Fixed Layoff: Vacation pay is considered wages (counts against Unemployment claim)
A fixed layoff with a specific recall date normally will not break the employment relationship, and no termination of employment occurs. Vacation payments resulting from a fixed layoff, whether in accordance with a collective bargaining agreement, employer policy, or at the claimant's request, will constitute wages under Section 1279.
Indefinite or Conditional Return to Work Date: Vacation pay is not considered wages (does not count against Unemployment claim)
On occasion, an employer may lay off employees and advise them at the time of the layoff to report to the company on a specified date to see if there is work to be performed. This is not a guarantee of work. The employer has not given the employees a definite date on which to return to work therefore, the layoff is considered to be for an indefinite period.
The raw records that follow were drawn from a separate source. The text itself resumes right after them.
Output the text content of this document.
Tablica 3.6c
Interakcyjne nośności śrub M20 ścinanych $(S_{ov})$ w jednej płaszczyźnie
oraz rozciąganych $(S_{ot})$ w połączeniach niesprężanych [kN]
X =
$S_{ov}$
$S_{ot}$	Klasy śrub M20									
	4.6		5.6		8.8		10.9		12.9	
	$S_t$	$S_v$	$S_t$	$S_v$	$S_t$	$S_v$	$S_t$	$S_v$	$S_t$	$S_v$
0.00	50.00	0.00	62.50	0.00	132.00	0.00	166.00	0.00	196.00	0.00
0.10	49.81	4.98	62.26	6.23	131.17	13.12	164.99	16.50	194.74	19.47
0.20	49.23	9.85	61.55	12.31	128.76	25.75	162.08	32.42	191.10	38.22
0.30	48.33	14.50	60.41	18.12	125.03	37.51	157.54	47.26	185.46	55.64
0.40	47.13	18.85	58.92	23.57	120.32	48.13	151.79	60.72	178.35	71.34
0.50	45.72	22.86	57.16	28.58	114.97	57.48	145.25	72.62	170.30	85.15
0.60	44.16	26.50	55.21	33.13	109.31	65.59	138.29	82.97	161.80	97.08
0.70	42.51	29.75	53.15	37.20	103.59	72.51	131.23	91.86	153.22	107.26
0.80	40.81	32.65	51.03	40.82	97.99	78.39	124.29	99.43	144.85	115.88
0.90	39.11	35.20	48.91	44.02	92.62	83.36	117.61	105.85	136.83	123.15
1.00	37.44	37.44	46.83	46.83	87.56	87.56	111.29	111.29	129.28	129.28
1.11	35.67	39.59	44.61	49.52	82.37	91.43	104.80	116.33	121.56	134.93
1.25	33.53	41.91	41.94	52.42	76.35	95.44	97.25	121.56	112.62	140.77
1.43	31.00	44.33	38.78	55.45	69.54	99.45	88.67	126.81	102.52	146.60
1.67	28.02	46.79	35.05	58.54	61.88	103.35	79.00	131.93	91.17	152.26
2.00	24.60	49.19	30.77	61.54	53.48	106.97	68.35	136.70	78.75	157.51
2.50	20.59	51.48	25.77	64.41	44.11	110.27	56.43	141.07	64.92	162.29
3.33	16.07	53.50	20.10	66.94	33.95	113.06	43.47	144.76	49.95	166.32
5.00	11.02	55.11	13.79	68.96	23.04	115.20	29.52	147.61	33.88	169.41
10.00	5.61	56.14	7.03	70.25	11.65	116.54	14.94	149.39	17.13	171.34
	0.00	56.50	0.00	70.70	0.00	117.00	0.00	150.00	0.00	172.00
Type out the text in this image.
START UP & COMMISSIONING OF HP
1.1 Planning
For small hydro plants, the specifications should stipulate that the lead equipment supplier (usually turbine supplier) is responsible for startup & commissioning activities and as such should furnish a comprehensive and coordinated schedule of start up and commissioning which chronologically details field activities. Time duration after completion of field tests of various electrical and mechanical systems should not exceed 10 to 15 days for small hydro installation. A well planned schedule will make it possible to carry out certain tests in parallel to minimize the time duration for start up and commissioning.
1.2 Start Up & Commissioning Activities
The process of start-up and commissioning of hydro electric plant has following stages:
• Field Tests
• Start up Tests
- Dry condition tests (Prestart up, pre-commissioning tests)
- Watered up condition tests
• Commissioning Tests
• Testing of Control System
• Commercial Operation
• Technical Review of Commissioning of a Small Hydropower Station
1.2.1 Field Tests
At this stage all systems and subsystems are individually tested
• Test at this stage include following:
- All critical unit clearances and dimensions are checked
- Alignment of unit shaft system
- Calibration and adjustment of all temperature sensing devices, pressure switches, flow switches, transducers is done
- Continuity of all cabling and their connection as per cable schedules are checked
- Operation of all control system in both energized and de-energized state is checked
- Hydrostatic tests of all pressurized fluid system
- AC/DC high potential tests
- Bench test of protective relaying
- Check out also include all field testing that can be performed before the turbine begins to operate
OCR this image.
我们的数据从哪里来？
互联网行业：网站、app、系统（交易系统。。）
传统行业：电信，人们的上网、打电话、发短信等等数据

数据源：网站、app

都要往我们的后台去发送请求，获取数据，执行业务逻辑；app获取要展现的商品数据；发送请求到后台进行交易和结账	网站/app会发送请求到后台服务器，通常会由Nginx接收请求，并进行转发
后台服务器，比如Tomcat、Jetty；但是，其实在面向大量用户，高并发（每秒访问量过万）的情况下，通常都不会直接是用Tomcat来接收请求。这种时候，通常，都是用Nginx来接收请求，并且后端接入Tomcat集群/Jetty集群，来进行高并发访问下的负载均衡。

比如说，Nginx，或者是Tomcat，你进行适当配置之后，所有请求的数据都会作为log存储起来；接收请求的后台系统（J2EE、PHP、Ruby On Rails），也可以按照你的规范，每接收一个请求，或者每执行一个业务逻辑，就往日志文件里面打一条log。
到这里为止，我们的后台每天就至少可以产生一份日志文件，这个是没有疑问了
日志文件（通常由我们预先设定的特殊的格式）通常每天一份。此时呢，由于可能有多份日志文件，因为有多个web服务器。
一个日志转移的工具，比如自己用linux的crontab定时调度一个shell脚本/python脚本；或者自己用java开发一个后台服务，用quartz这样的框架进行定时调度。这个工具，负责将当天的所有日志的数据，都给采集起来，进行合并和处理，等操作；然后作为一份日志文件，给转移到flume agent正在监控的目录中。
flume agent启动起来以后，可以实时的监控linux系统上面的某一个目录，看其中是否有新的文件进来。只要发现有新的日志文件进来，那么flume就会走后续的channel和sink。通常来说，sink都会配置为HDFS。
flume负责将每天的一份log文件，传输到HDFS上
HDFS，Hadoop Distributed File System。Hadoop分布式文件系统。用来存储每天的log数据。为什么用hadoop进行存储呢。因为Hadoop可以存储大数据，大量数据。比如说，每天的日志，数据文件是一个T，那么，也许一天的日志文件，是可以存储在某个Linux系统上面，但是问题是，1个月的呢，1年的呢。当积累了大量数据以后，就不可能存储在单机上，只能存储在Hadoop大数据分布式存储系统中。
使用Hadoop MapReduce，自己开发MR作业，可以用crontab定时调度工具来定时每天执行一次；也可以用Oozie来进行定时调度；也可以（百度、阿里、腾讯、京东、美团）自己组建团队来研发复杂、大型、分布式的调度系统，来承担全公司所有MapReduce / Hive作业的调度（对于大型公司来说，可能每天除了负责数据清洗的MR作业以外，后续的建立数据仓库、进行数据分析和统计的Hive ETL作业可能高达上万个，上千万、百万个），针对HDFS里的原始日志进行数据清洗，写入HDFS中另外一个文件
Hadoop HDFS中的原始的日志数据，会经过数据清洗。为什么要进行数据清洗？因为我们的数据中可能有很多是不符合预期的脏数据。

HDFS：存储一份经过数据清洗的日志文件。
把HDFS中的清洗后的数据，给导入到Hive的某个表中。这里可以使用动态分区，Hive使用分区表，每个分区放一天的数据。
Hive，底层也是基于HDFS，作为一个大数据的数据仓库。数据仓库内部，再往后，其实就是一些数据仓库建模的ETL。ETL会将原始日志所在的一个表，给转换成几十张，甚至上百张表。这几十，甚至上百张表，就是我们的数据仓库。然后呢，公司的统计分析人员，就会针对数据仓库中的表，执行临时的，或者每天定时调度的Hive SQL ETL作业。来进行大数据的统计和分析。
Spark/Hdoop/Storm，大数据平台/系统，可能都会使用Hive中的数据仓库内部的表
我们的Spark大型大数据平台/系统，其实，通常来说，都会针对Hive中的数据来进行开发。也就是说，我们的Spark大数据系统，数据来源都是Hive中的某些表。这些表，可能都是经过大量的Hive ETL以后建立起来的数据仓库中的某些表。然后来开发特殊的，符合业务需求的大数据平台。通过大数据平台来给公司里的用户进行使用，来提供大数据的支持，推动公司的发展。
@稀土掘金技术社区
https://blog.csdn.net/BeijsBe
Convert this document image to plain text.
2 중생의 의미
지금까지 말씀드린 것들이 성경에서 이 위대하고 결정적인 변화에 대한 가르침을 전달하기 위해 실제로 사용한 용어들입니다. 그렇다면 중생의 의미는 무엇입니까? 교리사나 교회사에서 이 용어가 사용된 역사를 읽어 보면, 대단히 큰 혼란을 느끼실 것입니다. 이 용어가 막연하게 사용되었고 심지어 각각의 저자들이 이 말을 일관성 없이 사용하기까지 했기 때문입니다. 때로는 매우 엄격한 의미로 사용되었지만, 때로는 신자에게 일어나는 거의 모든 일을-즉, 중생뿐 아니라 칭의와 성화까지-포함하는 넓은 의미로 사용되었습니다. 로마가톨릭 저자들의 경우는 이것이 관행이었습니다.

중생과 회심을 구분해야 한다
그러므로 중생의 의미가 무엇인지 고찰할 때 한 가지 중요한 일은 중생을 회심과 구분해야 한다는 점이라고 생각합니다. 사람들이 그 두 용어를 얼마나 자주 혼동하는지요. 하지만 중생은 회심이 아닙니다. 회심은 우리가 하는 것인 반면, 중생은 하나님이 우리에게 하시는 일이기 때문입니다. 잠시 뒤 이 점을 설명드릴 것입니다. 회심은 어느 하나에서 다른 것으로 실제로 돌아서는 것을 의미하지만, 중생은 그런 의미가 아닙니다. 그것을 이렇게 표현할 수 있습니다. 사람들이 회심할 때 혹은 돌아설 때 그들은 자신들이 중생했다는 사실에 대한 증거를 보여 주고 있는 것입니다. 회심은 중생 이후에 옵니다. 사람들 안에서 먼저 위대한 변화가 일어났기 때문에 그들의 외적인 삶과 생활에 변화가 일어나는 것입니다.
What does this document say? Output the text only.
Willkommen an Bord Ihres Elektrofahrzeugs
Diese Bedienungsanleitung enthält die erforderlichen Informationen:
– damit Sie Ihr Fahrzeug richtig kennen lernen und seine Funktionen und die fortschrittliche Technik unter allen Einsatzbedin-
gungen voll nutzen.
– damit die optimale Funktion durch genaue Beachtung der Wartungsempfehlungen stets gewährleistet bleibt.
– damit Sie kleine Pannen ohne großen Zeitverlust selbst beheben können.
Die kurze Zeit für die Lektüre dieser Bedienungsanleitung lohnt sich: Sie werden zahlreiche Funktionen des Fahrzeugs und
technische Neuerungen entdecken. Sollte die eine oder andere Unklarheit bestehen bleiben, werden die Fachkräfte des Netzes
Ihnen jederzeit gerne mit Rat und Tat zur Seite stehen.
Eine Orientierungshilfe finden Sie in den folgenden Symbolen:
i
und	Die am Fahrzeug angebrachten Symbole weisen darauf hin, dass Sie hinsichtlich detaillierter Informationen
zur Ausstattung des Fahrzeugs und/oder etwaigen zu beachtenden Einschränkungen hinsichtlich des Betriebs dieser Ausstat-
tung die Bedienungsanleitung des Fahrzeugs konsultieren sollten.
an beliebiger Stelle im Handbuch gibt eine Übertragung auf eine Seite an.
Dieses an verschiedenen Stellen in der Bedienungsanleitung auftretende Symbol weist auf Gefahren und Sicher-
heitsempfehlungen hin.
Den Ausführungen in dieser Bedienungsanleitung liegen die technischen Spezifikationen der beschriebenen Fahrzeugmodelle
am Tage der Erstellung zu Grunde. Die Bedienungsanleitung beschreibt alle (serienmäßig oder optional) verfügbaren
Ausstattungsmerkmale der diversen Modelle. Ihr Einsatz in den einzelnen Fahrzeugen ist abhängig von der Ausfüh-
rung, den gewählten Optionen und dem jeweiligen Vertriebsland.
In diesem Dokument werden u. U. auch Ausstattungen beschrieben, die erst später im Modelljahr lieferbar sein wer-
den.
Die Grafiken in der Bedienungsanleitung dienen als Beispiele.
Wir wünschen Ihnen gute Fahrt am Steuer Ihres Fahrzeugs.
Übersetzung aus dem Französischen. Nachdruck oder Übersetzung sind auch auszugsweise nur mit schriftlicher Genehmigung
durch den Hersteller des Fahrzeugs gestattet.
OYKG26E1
Any vacation pay which is paid during such a period of layoff is not wages for unemployment insurance purposes.
Additionally, payments to an individual for vacation pay which was earned but not paid for services performed prior to termination of employment, shall not be construed to be wages or compensation for personal services.
Bonuses are wages earned prior to termination (does not count against Unemployment insurance claim)
Bonuses are earned prior to the time of the termination and thus are allocated back to the period before termination.
Procedure for Bonus Pay
You want to be sure not to classify this bonus as "severance pay". Severance pay is meant to hold a person over during a period of unemployment and would count against their claim. A bonus could be in the form of a separate check dated prior to the date of termination, and issued separate from payroll.